Предположим, черный кот упомянут; пора пояснить, что назван он был в честь немецкого мыслителя и что Хуан, Калак и Поланко выбрали имя после всестороннего обсуждения газетных статеек, которые некие доброжелательницы присылают им из Рио-де-ла-Платы. Авторы, эти горе-социологи, напихали в свои работы множество цитат из знаменитого Адорно, чье звонкое имя они, видимо, решили использовать буквально — то есть как украшение, и для чего его эссе пришлось им как нельзя более кстати. В результате значительное время все статьи подобного типа были украшены цитатами из Адорно, а также и Витгенштейна; потому-то Поланко даже настаивал, чтобы кота назвали Трактатусом, но это предложение не приняли Калак и Хуан, да и сам кот был вполне доволен, получив имя Теодор.

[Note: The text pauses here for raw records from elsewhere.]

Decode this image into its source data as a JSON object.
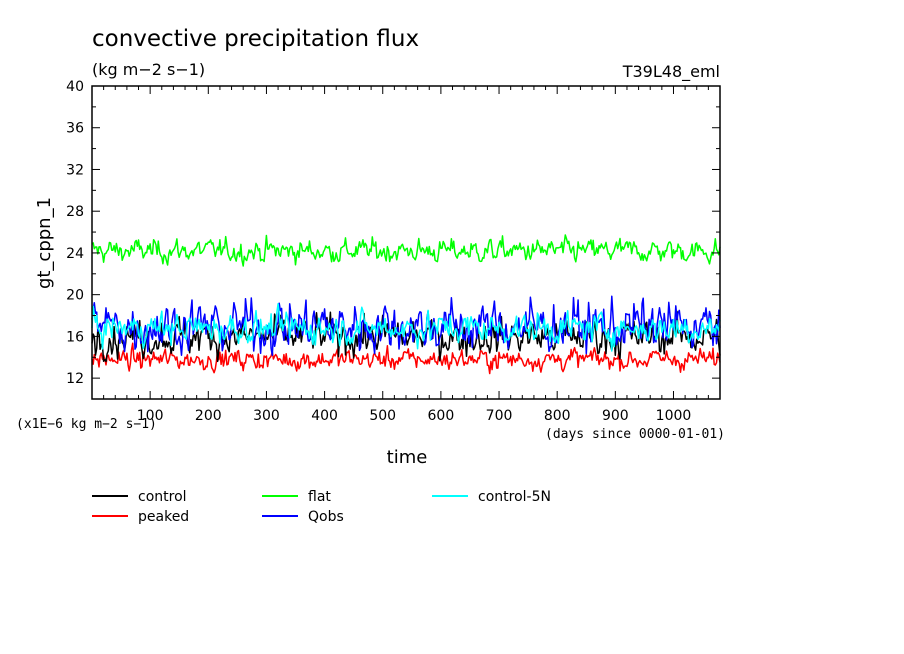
{
  "chart_data": {
    "type": "line",
    "title": "convective precipitation flux",
    "subtitle": "(kg m−2 s−1)",
    "run_label": "T39L48_eml",
    "xlabel": "time",
    "ylabel": "gt_cppn_1",
    "y_scale_note": "(x1E−6 kg m−2 s−1)",
    "x_units_note": "(days since 0000-01-01)",
    "xlim": [
      0,
      1080
    ],
    "ylim": [
      10,
      40
    ],
    "xticks": [
      100,
      200,
      300,
      400,
      500,
      600,
      700,
      800,
      900,
      1000
    ],
    "yticks": [
      12,
      16,
      20,
      24,
      28,
      32,
      36,
      40
    ],
    "grid": false,
    "legend_position": "below",
    "series": [
      {
        "name": "control",
        "color": "#000000",
        "mean": 16.0,
        "spread": 1.6,
        "min": 13.6,
        "max": 19.8
      },
      {
        "name": "peaked",
        "color": "#ff0000",
        "mean": 13.8,
        "spread": 0.9,
        "min": 11.4,
        "max": 16.0
      },
      {
        "name": "flat",
        "color": "#00ff00",
        "mean": 24.2,
        "spread": 1.0,
        "min": 22.6,
        "max": 27.0
      },
      {
        "name": "Qobs",
        "color": "#0000ff",
        "mean": 17.0,
        "spread": 2.2,
        "min": 14.2,
        "max": 23.0
      },
      {
        "name": "control-5N",
        "color": "#00ffff",
        "mean": 16.8,
        "spread": 1.3,
        "min": 14.6,
        "max": 20.2
      }
    ]
  }
}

По словам Поланко, самого старшего из них, лет двадцать назад кота по сходным причинам следовало бы назвать Райнер Мария, чуть позже Альберт или Уильям, — внимание, эрудиты! — а затем Сен-Жон Перс (поистине великолепное имя для кота, если рассудить) или Дилан. Размахивая вырезками из старых отечественных газет перед носом изумленных Хуана и Калака, Поланко готов был привести неопровержимые доказательства того, что все социологи, писавшие на этих страницах, на самом деле были одним и тем же человеком и что на протяжении ряда лет менялись только цитаты. Иначе говоря, главное — придерживаться моды и избегать-под-страхом-потери-доверия любых ссылок на авторов минувшего десятилетия. Назвать кота Парето — не звучит, Дюркгейм — старомодно. Как только появлялись новые вырезки, три неуемных варвара немедленно выясняли, чем на этой неделе был озабочен социолог, а указанные под статьей имена ровным счетом ничего не значили: интереснее всего было через каждые несколько строк обнаруживать цитату из Витгенштейна или Адорно, без которых не обходилась ни одна статья. «Вот увидите, — говорил Паланко, — скоро настанет черед Леви-Страуса, если еще не настал, вот тогда и повеселимся, ребята». Тем временем Хуан припомнил, что самые модные в США blue-jeans действительно выпускались неким Леви-Страусом, но Калак и Поланко заметили, что он слишком отклонился от темы, и все трое перешли к изучению последних номеров «Биржевых новостей».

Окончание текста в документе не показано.